L'abbé Paparelli, que Pierre avait cru voir rôder derrière eux, l'oreille aux aguets, se précipita, jura à monsignor Nani qu'il n'y avait plus, avant lui, que deux personnes. Mais le prélat donna l'assurance, très gracieusement, qu'il reviendrait, l'affaire dont il avait à entretenir Son Éminence ne pressant en aucune façon. Et il se retira, avec des saluts courtois pour tous.

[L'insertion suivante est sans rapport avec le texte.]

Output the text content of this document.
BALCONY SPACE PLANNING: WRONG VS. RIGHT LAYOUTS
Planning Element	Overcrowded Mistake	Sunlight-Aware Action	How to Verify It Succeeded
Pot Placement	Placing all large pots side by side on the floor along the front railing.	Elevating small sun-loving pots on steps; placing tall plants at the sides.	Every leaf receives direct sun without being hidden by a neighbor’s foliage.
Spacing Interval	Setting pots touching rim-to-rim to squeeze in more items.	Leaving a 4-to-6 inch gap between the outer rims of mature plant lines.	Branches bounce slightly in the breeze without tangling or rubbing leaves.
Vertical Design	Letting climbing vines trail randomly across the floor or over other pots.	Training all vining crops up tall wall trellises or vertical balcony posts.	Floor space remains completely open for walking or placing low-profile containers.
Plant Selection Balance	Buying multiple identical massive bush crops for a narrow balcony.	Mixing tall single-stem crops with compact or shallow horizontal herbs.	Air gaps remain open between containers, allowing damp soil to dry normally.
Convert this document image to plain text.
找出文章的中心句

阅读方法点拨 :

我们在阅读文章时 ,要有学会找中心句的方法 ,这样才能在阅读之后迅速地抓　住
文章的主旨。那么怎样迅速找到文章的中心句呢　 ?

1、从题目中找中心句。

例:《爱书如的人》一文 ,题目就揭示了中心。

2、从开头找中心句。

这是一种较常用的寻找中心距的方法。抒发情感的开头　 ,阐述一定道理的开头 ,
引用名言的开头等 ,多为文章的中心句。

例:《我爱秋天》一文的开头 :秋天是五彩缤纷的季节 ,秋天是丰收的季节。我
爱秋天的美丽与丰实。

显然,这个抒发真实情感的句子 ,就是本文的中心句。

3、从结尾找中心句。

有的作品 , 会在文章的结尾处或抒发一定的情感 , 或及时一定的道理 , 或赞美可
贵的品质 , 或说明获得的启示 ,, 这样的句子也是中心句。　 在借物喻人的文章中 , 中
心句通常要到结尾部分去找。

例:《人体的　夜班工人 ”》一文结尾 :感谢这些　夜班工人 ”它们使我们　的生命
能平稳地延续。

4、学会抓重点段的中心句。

Presque aussitôt, le tour de Narcisse vint. Avant d'entrer dans la salle du trône, il serra la main de Pierre, il répéta:
—Alors, c'est entendu. J'irai demain au Vatican voir mon cousin; et, dès que j'aurai une réponse quelconque, je vous la ferai connaître... A bientôt.
Il était midi passé, il ne restait plus là qu'une des deux vieilles dames, qui semblait s'être endormie. A sa petite table de secrétaire, don Vigilio écrivait toujours, de son écriture menue, sur les immenses feuilles de son papier jaune. Et, de temps à autre seulement, ses regards noirs se levaient du papier, comme pour s'assurer, dans sa continuelle défiance, que rien ne le menaçait.
Sous le morne silence qui retomba, Pierre resta un moment encore, immobile, au fond de la vaste embrasure de fenêtre. Ah! que son pauvre être d'enthousiaste et de tendre était anxieux! En quittant Paris, il avait vu les choses si simples, si naturelles! On l'accusait injustement, et il partait pour se défendre, il arrivait, se jetait aux genoux du pape, qui l'écoutait avec indulgence. Est-ce que le pape n'était pas la religion vivante, l'intelligence qui comprend, la justice qui fait la vérité? et n'était-il pas avant tout le Père, le délégué de l'infini pardon, de la divine miséricorde, dont les bras restaient tendus à tous les enfants de l'Église, même aux coupables? Est-ce qu'il ne devait pas laisser grande ouverte sa porte, pour que les plus humbles de ses fils pussent entrer dire leur peine, avouer leur faute, expliquer leur conduite, boire à la source de l'éternelle bonté? Et, dès le premier jour de son arrivée, les portes se fermaient violemment, il tombait dans un monde hostile, semé d'embûches, barré de gouffres. Tous lui criaient casse-cou, comme s'il courait les dangers les plus graves, en y hasardant le pied. Voir le pape devenait une prétention exorbitante, une affaire de réussite si difficile, qu'elle mettait en branle les intérêts, les passions, les influences du Vatican entier. Et c'étaient des conseils sans fin, des habiletés discutées longuement, des tactiques de généraux menant une armée à la victoire, des complications sans cesse renaissantes, au milieu de mille intrigues dont on devinait par-dessous l'obscur pullulement. Ah! grand Dieu! que tout cela était différent de l'accueil charitable attendu, la maison du pasteur ouverte sur le chemin à toutes les ouailles, les dociles et les égarées!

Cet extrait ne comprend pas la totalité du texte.